Code and Documentation Style

In Aboleth we are only targeting python 3 - our code is much more elegant as a result, and we don’t have the resources to also support python 2, sorry.

We adhere to the PEP 8 convention for code, and the PEP 257 convention for docstrings, using the NumPy/SciPy documentation style. Our continuous integration automatically runs linting checks, so any pull-request will automatically fail if these conventions are not followed.

The builtin Sphinx extension Napoleon is used to parse NumPy style docstrings. To build the documentation you can run make from the docs directory with the html option:

$ make html

Testing

We use py.test for all of our unit testing, most of which lives in the tests directory, with judicious use of doctests – i.e. only when they are illustrative of a functions usage.

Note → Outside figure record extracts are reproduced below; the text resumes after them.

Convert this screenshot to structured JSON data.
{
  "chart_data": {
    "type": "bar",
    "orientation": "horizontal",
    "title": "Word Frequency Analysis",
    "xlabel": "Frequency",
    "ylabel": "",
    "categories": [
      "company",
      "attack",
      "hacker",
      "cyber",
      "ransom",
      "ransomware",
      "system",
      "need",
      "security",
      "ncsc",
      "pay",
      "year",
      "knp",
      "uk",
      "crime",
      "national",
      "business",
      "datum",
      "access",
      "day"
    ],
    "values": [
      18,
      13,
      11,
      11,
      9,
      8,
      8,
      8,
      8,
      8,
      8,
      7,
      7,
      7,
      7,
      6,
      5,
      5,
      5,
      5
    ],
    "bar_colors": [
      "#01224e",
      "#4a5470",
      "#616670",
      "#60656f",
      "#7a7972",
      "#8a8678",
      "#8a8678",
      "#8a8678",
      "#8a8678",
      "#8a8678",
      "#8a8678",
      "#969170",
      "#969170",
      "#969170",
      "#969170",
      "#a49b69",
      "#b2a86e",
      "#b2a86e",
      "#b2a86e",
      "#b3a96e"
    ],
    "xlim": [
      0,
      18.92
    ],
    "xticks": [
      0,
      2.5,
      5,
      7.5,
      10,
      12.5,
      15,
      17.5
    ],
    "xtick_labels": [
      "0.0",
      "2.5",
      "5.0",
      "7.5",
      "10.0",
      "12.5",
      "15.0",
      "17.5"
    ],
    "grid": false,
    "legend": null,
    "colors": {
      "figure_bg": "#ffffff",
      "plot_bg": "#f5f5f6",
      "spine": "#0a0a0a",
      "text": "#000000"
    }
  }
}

All of the dependencies for testing can be installed by issuing:

$ pip install -e .[dev]

You can run the tests by issuing from the top level repository directory:

$ pytest .

Our continuous integration (CI) will fail if coverage drops below 90%, and we generally want coverage to remain significantly above this. Furthermore, our CI will fail if the code doesn’t pass PEP 8 and PEP 257 conventions. You can run the exact CI tests by issuing:

$ make coverage
$ make lint

from the top level repository directory.